In June 2018, Alberta's energy regulator approved a $440-million, 10,000-barrel-a-day Oil Sands Project. The band launched an appeal of the approval with the Alberta Court of Appeal.

== Archaeological significance ==

Fort McKay First Nation's traditional territory contains one of the densest concentrations of precontact archaeological sites in northern Alberta, largely due to local deposits of Beaver River Sandstone (BRS), a fine-grained silicified orthoquartzite prized for flintknapping.

Three major sites within this territory are designated Provincial Historic Resources: the Beaver River Quarry (Borden number HgOv-29), the Quarry of the Ancestors (a complex of approximately 80 sites in the Muskeg River Valley), and the Cree Burn Lake Archaeological Site.

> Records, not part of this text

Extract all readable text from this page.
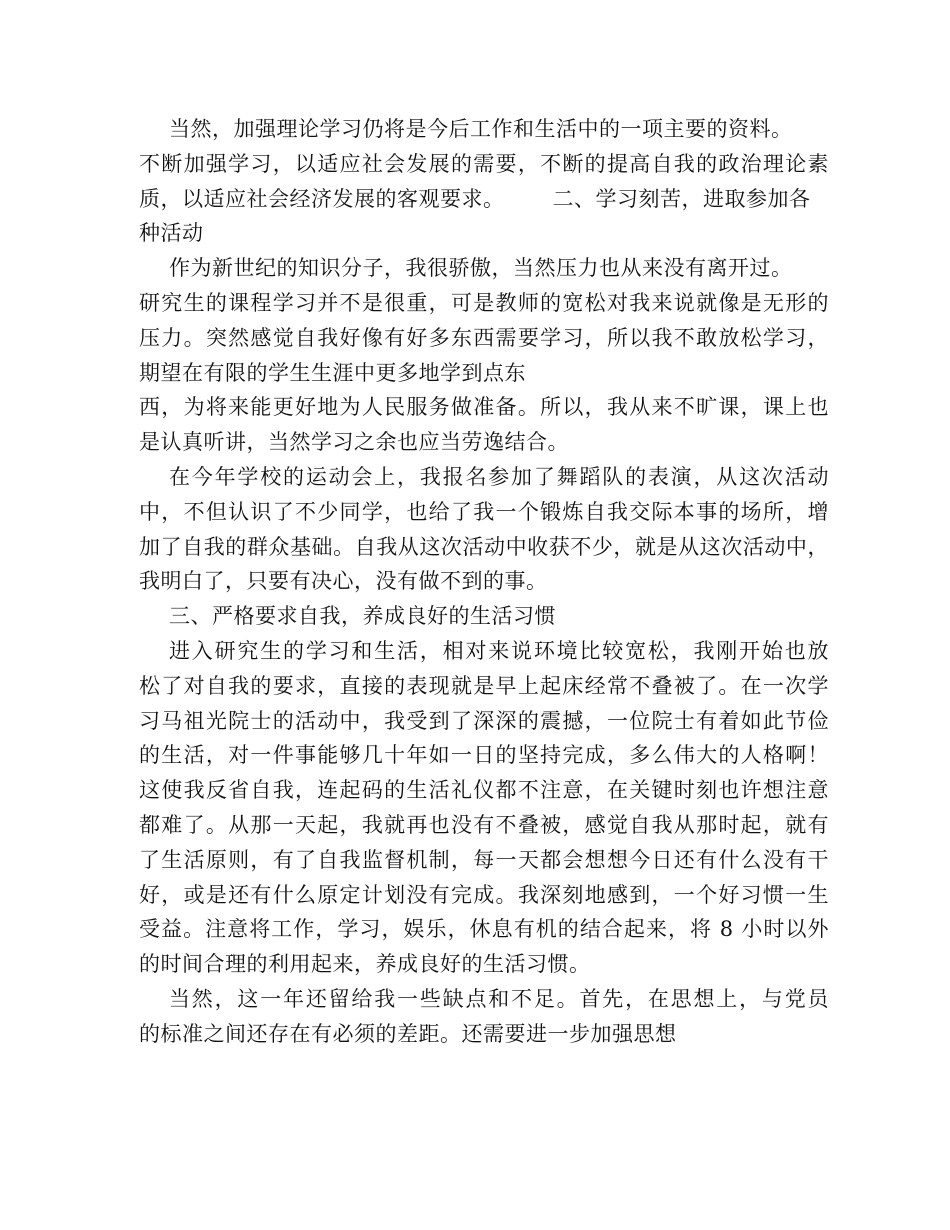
当然，加强理论学习仍将是今后工作和生活中的一项主要的资料。
不断加强学习，以适应社会发展的需要，不断的提高自我的政治理论素
质，以适应社会经济发展的客观要求。 二、学习刻苦，进取参加各
种活动
作为新世纪的知识分子，我很骄傲，当然压力也从来没有离开过。
研究生的课程学习并不是很重，可是教师的宽松对我来说就像是无形的
压力。突然感觉自我好像有好多东西需要学习，所以我不敢放松学习，
期望在有限的学生生涯中更多地学到点东
西，为将来能更好地为人民服务做准备。所以，我从来不旷课，课上也
是认真听讲，当然学习之余也应当劳逸结合。
在今年学校的运动会上，我报名参加了舞蹈队的表演，从这次活动
中，不但认识了不少同学，也给了我一个锻炼自我交际本事的场所，增
加了自我的群众基础。自我从这次活动中收获不少，就是从这次活动中，
我明白了，只要有决心，没有做不到的事。
三、严格要求自我，养成良好的生活习惯
进入研究生的学习和生活，相对来说环境比较宽松，我刚开始也放
松了对自我的要求，直接的表现就是早上起床经常不叠被了。在一次学
习马祖光院士的活动中，我受到了深深的震撼，一位院士有着如此节俭
的生活，对一件事能够几十年如一日的坚持完成，多么伟大的人格啊！
这使我反省自我，连起码的生活礼仪都不注意，在关键时刻也许想注意
都难了。从那一天起，我就再也没有不叠被，感觉自我从那时起，就有
了生活原则，有了自我监督机制，每一天都会想想今日还有什么没有干
好，或是还有什么原定计划没有完成。我深刻地感到，一个好习惯一生
受益。注意将工作，学习，娱乐，休息有机的结合起来，将 8 小时以外
的时间合理的利用起来，养成良好的生活习惯。
当然，这一年还留给我一些缺点和不足。首先，在思想上，与党员
的标准之间还存在有必须的差距。还需要进一步加强思想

Cree Burn Lake, known as Ena Kerin Ka (Burnt Cree Lake) to Cree and Métis residents of Fort McKay and as Isadore's Lake to Chipewyan residents, is a roughly 445-acre site on the east side of the Athabasca River containing dense concentrations of stone artifacts, cultural diagnostic tools, and stratified cultural deposits associated with organic horizons; it was designated a Provincial Historic Resource on August 10, 1999. The surrounding area was historically a traditional resource-procurement ground for fish, waterfowl, fur-bearers, deer, and moose, as well as medicinal plants and berries, and was seasonally frequented by wood bison until overhunting drove them to near-extinction in the region by the mid-19th century.

More than 1,000 archaeological sites have been recorded across the region since the 1970s, largely identified through historic resource impact assessments (HRIAs) conducted ahead of oil sands development. Diagnostic stone tools recovered from these sites indicate the region was used by precontact peoples as early as 9,800 years ago.